Tizio, Caio e il «livello personale»

«Ma che piccola storia ignobile mi tocca raccontare, così solita e banale come tante,/ che non merita nemmeno due colonne su un giornale o una musica o parole un po’ rimate,/ che non merita nemmeno l’attenzione della gente, quante cose più importanti hanno da fare», cantava Guccini più di quarant’anni fa. La mia, non so se ignobile, è di sicuro inutile, eppure, è una storia che vorrei ugualmente raccontare, così come me l’ha raccontata uno dei due protagonisti.

Salito in auto dopo il lavoro, a Tizio suonò il telefono. «Pronto». «Pronto, Tizio?

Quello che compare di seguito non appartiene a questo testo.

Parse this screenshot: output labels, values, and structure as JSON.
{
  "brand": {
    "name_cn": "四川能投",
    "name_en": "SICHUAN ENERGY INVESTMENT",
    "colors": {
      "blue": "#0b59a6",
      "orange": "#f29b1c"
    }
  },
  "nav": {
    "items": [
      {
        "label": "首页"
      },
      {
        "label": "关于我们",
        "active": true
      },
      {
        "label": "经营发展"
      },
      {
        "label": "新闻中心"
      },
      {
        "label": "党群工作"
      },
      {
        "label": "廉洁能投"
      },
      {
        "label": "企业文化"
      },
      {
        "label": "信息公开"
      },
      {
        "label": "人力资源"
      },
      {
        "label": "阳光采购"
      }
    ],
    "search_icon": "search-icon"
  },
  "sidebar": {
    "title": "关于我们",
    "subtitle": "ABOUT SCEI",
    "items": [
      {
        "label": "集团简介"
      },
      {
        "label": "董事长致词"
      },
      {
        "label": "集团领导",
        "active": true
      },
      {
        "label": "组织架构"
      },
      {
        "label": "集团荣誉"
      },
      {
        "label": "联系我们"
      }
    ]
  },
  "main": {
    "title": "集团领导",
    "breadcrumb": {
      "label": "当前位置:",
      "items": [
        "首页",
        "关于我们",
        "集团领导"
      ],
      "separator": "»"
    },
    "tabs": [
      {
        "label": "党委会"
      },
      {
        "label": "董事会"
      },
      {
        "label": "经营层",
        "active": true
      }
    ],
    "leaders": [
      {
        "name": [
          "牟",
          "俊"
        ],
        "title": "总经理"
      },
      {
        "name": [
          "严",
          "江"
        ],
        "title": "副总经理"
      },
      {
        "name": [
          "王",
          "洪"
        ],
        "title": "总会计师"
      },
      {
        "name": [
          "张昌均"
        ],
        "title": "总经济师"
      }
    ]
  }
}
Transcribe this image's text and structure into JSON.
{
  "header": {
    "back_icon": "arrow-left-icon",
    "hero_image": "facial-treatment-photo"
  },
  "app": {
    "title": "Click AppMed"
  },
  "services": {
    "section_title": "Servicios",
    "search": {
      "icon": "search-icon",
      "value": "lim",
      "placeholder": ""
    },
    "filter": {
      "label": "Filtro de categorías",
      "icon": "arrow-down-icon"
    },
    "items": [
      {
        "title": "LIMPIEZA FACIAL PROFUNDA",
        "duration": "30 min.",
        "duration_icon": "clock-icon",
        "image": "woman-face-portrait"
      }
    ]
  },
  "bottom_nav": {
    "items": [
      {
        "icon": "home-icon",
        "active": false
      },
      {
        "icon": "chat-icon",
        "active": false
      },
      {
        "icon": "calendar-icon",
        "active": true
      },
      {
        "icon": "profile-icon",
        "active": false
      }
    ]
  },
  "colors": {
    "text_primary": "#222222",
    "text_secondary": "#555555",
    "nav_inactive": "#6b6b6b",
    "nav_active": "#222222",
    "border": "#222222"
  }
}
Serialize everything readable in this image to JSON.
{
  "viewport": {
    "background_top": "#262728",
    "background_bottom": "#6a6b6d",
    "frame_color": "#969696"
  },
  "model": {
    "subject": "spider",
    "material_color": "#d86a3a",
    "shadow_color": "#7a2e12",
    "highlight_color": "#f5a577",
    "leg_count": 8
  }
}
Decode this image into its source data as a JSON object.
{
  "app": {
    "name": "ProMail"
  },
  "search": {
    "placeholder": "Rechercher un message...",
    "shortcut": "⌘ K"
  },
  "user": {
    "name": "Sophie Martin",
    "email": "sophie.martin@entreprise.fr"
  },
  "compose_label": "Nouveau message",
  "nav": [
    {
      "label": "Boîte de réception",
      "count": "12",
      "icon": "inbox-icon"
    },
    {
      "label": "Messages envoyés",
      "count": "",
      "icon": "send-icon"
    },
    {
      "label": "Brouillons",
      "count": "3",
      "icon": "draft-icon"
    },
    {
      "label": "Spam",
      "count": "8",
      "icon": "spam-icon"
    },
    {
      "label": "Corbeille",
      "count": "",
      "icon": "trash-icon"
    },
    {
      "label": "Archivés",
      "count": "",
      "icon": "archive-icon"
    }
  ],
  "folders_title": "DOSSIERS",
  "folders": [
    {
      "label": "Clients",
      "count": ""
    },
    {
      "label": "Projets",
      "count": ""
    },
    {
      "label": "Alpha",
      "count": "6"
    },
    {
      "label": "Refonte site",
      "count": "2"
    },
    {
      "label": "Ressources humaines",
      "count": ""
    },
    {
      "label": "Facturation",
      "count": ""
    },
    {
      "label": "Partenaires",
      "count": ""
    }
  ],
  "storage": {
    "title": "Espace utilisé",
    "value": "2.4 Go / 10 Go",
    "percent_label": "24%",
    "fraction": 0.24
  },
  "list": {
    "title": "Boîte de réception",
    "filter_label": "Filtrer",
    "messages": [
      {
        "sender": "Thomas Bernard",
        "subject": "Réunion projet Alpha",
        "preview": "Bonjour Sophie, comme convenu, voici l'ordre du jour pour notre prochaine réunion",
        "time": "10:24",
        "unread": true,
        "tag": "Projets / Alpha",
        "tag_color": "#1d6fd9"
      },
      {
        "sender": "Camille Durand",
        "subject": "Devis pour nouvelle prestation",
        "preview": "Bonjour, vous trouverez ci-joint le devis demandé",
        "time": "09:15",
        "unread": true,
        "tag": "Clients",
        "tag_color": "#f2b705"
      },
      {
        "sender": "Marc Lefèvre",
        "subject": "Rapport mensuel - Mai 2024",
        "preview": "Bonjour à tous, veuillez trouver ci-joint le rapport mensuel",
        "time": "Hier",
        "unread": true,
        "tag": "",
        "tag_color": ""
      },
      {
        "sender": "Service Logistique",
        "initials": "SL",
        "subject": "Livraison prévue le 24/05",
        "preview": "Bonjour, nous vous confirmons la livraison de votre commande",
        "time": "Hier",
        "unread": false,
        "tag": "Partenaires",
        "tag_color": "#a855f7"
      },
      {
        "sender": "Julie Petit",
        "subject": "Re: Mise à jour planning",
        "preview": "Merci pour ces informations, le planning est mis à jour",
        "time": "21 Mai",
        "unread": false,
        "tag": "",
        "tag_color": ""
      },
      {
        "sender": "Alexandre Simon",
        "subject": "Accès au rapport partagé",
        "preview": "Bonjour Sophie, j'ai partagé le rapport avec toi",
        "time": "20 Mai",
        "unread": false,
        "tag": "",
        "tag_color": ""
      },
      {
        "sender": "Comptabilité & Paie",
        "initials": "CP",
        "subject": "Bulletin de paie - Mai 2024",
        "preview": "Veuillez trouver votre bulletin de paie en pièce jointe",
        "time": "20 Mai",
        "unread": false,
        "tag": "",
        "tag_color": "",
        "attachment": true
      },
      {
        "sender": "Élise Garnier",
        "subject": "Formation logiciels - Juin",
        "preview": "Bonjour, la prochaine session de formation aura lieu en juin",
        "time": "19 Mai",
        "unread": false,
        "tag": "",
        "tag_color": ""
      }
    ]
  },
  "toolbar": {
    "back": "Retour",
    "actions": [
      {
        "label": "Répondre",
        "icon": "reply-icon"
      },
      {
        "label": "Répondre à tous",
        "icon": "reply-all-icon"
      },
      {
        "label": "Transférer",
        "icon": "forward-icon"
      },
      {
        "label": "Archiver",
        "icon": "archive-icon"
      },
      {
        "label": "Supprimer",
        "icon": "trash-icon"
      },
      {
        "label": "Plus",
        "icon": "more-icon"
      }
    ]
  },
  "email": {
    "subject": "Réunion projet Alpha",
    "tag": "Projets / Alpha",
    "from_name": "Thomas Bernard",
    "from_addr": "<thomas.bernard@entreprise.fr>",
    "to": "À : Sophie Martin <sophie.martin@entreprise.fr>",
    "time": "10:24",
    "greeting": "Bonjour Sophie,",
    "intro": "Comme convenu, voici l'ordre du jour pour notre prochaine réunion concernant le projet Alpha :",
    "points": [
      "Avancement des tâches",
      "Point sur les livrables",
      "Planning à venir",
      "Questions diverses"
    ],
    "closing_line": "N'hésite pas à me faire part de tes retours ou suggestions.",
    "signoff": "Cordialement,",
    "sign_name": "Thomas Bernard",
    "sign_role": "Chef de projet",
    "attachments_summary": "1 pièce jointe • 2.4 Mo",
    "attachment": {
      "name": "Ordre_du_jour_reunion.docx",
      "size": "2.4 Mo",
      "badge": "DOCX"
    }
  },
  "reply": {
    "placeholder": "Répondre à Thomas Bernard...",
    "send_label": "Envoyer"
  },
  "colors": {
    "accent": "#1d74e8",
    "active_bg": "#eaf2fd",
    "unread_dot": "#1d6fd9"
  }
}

Ciao, sono Caio». «Ciao, da quanto tempo. Hai cambiato numero?». «No, il mio ce l’ho ancora; ti sto chiamando da un altro». «Capisco. Dimmi, come va?». «Bene, grazie. Senti, la faccio breve: puoi parlare?». «Sì, sono in macchina, ma ho il “vivavoce”, tranquillo». «Perfetto. Vado subito al sodo; sai che si vota, ovviamente, e so che sei da tempo critico con le politiche del partito». «Appunto». «Certo, ma volevo comunque chiederti una mano, a livello personale, non politico». «Ah, “a livello personale”. E a che piano stava, finora, quel livello?». «Scusa?». «Sai che sono andato via da quasi tre anni, ormai?». «Sì». «Bene. E in questi tre anni non mi hai mai chiamato, e nemmeno hai risposto ai messaggi per gli auguri di buon anno. Parli di “livello personale”; su che piano ponevi fino a ieri quel livello?».

Perché, vedete, votare è anche, se non soprattutto, esprimere fiducia in qualcuno, non solo in qualcosa. E quella, la fiducia, dico, è una cosa un po’ strana, si potrebbe dire, permalosa. Me lo insegnò un anziano delle mie parti (non più fra noi, requiescat in pace) cosa e come sia la fiducia. «Prendi un pugno di sale», mi disse, «e tiralo in aria. Facile, vero? Possono riuscirci tutti. Ora, prova a raccoglierlo».

E voi, amici carissimi, l’avete lanciato in aria da tempo, quel pugno di sale.